Tomorrow would have been my sister’s 61st birthday. She died in 2005 and not a day goes by that I don’t miss her. She was not only my older sister but my best friend as well.

My sister, Barbara

Things didn’t start out well. When she was 5 and the apple of everyones eye,  my Mother came home from the hospital with me and asked if she wanted to see me. Her answer was a resounding NO! The battle was on, with my poor eldest sister, Anne, not really sure how to deal with us. We spent the first 18 years of my life, literally trying to kill one another. We came damn close a couple of times, but we’d both learned to duck fast! Then my parents retired, sold the family home and moved to an island. We ended up moving in with one another in a house with 2 other girls and it became us against the world. We soon became each others best friend!

Have you ever known someone so well that you could argue a point vociferously and yet know when to draw the line? We did! Our husbands (both named Richard) would watch in horror as our conversation would get louder and louder. They were sure we were going to come to blows and brace themselves to tear us apart only to watch in amazement as we would suddenly stop arguing and start laughing.

We solved all the problems of the world between us but we couldn’t solve Pancreatic Cancer. From diagnosis to death Barb had a year and for the last 6 months I stayed by her side looking after her as her husband had predeceased her by 4 years and they had no children of their own. It was a sad and ugly time for both of us…and I wouldn’t have traded it for anything on earth. I had time to return to her all the love she and her husband had lavished on me and my children. I cared for her as if she was my child and I was able to say goodbye, though it was the very last thing I wanted to do.

Barbara and her husband Richard, took our daughters every summer for at least a couple of weeks.
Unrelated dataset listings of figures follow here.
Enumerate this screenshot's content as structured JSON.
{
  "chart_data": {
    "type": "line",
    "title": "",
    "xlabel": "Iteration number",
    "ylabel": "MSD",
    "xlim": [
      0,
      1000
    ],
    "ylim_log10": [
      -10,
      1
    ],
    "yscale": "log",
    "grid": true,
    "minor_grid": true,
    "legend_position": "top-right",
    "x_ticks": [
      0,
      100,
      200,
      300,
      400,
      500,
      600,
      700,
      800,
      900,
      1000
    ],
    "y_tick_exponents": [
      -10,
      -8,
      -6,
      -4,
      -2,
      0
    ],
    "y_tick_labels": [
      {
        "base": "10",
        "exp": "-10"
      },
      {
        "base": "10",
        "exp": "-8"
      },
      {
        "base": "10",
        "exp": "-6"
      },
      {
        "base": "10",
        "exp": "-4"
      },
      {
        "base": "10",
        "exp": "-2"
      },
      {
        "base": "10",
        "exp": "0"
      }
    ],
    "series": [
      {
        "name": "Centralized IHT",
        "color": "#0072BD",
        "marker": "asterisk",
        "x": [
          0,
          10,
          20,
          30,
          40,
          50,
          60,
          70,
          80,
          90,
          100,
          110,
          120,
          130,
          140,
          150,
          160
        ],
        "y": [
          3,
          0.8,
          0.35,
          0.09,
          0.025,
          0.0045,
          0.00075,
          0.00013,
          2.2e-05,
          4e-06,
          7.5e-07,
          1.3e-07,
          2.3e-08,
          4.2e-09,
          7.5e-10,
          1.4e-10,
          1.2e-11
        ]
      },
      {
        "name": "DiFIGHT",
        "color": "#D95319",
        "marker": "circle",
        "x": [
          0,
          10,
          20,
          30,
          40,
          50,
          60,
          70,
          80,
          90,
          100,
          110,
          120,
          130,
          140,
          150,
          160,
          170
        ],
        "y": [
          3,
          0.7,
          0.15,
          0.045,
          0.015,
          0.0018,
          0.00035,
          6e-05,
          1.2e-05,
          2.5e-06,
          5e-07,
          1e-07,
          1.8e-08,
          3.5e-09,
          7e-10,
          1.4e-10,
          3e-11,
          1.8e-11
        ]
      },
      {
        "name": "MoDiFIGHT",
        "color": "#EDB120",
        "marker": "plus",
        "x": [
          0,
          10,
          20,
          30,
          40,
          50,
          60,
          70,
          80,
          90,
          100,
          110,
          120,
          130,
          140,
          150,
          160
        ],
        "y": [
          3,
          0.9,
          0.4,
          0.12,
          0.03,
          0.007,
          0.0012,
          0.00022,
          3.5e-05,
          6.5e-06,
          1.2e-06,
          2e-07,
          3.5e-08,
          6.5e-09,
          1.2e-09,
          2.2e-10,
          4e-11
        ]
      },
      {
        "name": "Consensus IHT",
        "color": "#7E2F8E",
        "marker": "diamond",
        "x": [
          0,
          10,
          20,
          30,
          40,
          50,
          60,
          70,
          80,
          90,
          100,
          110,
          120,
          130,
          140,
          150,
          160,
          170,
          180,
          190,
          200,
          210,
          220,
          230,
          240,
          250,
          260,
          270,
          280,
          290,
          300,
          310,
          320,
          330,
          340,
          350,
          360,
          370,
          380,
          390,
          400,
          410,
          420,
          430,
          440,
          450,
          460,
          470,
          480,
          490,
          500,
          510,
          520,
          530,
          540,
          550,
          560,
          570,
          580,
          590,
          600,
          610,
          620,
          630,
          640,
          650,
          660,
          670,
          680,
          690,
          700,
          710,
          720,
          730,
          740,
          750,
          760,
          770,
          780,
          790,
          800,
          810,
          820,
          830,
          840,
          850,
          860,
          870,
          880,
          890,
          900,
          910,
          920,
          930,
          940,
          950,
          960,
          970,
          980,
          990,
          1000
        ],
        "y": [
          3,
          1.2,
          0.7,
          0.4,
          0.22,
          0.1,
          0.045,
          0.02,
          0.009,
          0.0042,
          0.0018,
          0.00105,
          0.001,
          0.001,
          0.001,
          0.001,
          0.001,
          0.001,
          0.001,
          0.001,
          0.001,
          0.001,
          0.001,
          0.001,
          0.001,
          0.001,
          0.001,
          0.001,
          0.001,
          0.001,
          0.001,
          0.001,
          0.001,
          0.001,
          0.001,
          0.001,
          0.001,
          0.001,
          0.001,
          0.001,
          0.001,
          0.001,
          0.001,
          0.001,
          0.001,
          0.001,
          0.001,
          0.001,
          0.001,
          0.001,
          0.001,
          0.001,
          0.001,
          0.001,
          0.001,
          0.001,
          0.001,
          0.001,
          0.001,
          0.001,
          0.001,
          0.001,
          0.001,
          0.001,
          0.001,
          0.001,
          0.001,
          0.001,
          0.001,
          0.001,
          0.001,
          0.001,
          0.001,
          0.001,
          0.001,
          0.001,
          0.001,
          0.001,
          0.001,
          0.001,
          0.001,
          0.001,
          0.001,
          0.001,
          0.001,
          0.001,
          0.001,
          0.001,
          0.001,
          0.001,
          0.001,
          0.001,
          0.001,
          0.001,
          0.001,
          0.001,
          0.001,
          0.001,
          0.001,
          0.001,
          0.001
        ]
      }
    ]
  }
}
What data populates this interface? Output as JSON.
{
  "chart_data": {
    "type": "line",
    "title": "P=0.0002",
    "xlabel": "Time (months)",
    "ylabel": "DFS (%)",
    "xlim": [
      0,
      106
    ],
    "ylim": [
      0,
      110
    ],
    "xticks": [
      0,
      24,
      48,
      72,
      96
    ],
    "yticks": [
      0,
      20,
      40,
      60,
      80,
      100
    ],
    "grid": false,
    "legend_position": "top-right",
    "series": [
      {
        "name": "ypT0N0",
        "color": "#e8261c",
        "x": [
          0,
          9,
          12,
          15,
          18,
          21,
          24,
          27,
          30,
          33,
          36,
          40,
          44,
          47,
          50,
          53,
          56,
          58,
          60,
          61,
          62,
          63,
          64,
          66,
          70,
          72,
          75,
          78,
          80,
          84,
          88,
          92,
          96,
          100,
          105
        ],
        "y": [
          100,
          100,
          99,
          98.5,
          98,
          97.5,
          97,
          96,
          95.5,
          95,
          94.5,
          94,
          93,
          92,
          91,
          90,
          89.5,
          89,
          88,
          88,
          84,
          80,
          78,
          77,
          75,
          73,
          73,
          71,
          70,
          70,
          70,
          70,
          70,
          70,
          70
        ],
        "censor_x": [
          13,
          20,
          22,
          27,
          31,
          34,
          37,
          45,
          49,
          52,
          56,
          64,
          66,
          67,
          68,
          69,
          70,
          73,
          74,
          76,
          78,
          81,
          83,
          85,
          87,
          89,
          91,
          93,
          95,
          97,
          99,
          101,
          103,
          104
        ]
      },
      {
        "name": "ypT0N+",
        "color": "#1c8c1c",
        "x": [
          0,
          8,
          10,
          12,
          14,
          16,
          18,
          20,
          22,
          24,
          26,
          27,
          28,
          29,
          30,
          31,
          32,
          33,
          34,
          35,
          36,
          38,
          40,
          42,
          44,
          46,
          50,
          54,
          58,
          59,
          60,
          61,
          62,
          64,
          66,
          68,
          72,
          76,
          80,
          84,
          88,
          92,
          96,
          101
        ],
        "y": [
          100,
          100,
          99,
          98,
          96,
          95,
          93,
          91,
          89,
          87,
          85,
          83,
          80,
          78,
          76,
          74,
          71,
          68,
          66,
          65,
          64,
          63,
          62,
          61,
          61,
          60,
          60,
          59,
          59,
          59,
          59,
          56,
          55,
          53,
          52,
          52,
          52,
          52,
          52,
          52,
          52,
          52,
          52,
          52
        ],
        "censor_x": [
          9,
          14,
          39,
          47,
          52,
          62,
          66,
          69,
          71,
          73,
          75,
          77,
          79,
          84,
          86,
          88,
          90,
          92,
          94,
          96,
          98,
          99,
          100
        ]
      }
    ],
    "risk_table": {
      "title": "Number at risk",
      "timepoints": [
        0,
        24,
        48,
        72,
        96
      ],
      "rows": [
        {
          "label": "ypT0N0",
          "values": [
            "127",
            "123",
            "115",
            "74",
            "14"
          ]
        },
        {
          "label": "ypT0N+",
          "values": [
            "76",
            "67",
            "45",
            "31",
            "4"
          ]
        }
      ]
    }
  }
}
They spent so much time with them that they referred to them as Mom and Dad #2, and depending on which city they were visiting, thought nothing of asking them for the same type of help they would have asked us for.  Both were so heartbroken when the two of them died as neither lived to see the girls marry or have children of their own and I know that still saddens them. Our youngest even have a vase inscribed with Barbara and Richard’s names, sitting at the table with the guest book at her wedding, so that in some sense, they could both be in attendance.

My daughters, with their Uncle Richard

Richard and I had planned on retiring at 55 in 2010. Barbara’s death made it possible for us to retire in 2006. I have always believed that when one door closes, another opens and Barb opened one for us with her passing.

She left both myself and my oldest sister an inheritance. It wasn’t really large, but it was enough for Richard and I to get free and clear of all our debt. Added to the sale of our home and belongings and invested wisely it was enough to let us retire and see us through until Richards pension came  in at 55.

So, thanks to the death of my sister, Richard and I got to hit the road earlier than expected, where we could live the lifestyle that we currently enjoy. Yet nothing would make me happier than to have Barb back again. That way she she could come to Baja to explore and enjoy it with us! I would have happily worked those 5 years more, if only I could have her here on the beach with me now, enjoying a Scotch and telling me how beautiful it all is, as I’m sure she would have loved it.

So here’s to my sister Barbara, I can’t tell you how much I miss you girl. I really wish you were here, but because you’re not, all I can say is thank you for being such a great, big sister and looking out for me even after the end.

I will raise a glass of Scotch for you tomorrow and wish you Salainte Mahud, where ever you are!